By Amy Tuttle
Becoming aware of our cultural dynamics is a difficult task because culture is not always visible to us. From birth, our experiences, our values and our cultural background lead us to see and do things in a certain way. Because these cultural constructs are often enacted unconsciously, sometimes we have to step outside of our cultural boundaries in order to realize the impact that our culture has on our behavior.
Through a collection of photos, historical facts, and testimonials, “Through My Own Eyes” is a video montage that demonstrates the value of stepping outside one’s cultural boundaries by exploring the relationships among travel, prejudice, and stereotypes. Specifically, in the piece, Michael Horn argues in favor of Jewish groups traveling to Poland despite the ongoing anti-Semitism there.

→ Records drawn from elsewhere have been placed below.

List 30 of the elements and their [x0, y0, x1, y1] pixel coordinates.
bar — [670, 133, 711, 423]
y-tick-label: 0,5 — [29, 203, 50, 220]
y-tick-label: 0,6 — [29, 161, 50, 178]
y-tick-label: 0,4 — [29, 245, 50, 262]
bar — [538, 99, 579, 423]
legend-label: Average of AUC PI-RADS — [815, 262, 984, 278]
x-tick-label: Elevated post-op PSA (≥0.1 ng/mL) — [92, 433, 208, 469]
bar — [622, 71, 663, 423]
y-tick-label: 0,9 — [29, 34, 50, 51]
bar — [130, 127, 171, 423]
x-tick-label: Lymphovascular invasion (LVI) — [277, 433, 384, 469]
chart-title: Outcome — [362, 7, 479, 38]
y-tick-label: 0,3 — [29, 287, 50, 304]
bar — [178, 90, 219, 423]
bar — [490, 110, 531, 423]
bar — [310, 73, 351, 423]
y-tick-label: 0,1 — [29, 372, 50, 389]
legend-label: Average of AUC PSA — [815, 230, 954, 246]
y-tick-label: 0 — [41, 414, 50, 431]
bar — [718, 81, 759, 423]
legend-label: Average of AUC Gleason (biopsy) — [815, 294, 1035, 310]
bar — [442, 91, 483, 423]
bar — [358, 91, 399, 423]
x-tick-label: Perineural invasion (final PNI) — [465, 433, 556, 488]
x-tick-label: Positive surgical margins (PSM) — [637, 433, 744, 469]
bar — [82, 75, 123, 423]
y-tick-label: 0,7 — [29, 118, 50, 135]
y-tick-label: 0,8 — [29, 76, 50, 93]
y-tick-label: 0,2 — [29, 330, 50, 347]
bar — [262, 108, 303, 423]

Horn bolsters his compelling claims about the effects of travel and tourism by taking the viewer on a journey through historical images that recount Poland’s WW2 legacy and screen shots of news stories convey the sense of the current climate of prejudice in Poland.
Not only is “Through My Own Eyes” a technically sound piece, as the author makes good use of transitions, sound, timing, and overall aesthetics. More importantly, sharing a travelogue of his own trip to Poland, Horn offers something of more lasting significance: that the cultural awareness that stems from international travel will help ensure “that nothing like the Holocaust ever happens again.” Thus, Horn concludes that in order to overcome prejudice and stereotypes, individuals should travel–to see the world “through their own eyes.”